In his 2013-released book Eleven Rings, NBA Hall of Fame coach Phil Jackson — who coached both Jordan and Bryant to championships — notes that “There was something coachable about Michael that Kobe didn’t have. But Kobe had an irrepressible fire.” Continuing, Jackson states, “One of the biggest differences between the two stars from my perspective was Michael’s superior skills as a leader. Though at times he could be hard on his teammates, Michael was masterful at controlling the emotional climate of the team with the power of his presence. Kobe had a long way to go before he could make that claim. He talked a good game, but he’d yet to experience the cold truth of leadership in his bones, as Michael had in his bones.”
Outside of Jackson’s commentary, it may be necessary to note Bryant’s intangible quality of being inarguably one of sports’ greatest winners. The archetype of success seemed ingrained in his DNA. For what Jordan needed to be coached out of him, Bryant exuded. It’s an intriguing difference and something that may have allowed Bryant the ability to expand Jordan’s standard of greatness uniquely.

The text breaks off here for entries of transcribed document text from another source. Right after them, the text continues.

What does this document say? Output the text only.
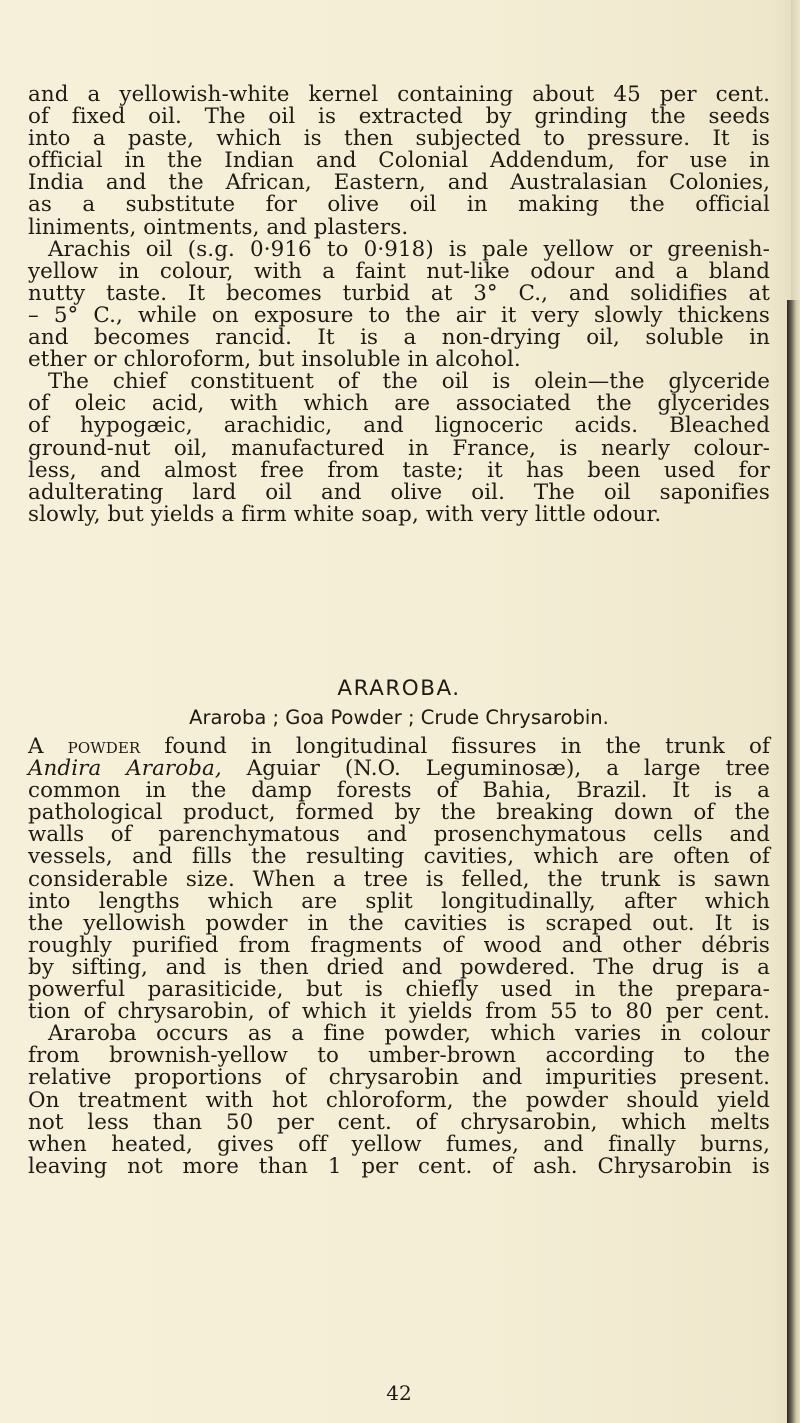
and a yellowish-white kernel containing about 45 per cent.
of fixed oil. The oil is extracted by grinding the seeds
into a paste, which is then subjected to pressure. It is
official in the Indian and Colonial Addendum, for use in
India and the African, Eastern, and Australasian Colonies,
as a substitute for olive oil in making the official
liniments, ointments, and plasters.
Arachis oil (s.g. 0·916 to 0·918) is pale yellow or greenish-
yellow in colour, with a faint nut-like odour and a bland
nutty taste. It becomes turbid at 3° C., and solidifies at
– 5° C., while on exposure to the air it very slowly thickens
and becomes rancid. It is a non-drying oil, soluble in
ether or chloroform, but insoluble in alcohol.
The chief constituent of the oil is olein—the glyceride
of oleic acid, with which are associated the glycerides
of hypogæic, arachidic, and lignoceric acids. Bleached
ground-nut oil, manufactured in France, is nearly colour-
less, and almost free from taste; it has been used for
adulterating lard oil and olive oil. The oil saponifies
slowly, but yields a firm white soap, with very little odour.
ARAROBA.
Araroba ; Goa Powder ; Crude Chrysarobin.
A powder found in longitudinal fissures in the trunk of
Andira Araroba, Aguiar (N.O. Leguminosæ), a large tree
common in the damp forests of Bahia, Brazil. It is a
pathological product, formed by the breaking down of the
walls of parenchymatous and prosenchymatous cells and
vessels, and fills the resulting cavities, which are often of
considerable size. When a tree is felled, the trunk is sawn
into lengths which are split longitudinally, after which
the yellowish powder in the cavities is scraped out. It is
roughly purified from fragments of wood and other débris
by sifting, and is then dried and powdered. The drug is a
powerful parasiticide, but is chiefly used in the prepara-
tion of chrysarobin, of which it yields from 55 to 80 per cent.
Araroba occurs as a fine powder, which varies in colour
from brownish-yellow to umber-brown according to the
relative proportions of chrysarobin and impurities present.
On treatment with hot chloroform, the powder should yield
not less than 50 per cent. of chrysarobin, which melts
when heated, gives off yellow fumes, and finally burns,
leaving not more than 1 per cent. of ash. Chrysarobin is
42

There are no words to describe the incredible grief surrounding the death of Kobe Bryant. However, in contemplating what Magic and Larry bore, both he and Michael Jordan made into a worldwide pop cultural legacy is essential. In elevating professional basketball from a game played on a court to an extension of life and culture that unified the world, Michael Jordan and Kobe Bryant deserve immense credit. In what happens after Kobe bearing the imprint of Magic, Larry, and Michael — the three stars whose talents gelled into what became the iconic style of play that defined Kobe’s twenty-year career — the dynamic future of basketball as possibly now the best of all sports and thus reflecting the best of our lives and selves, exists.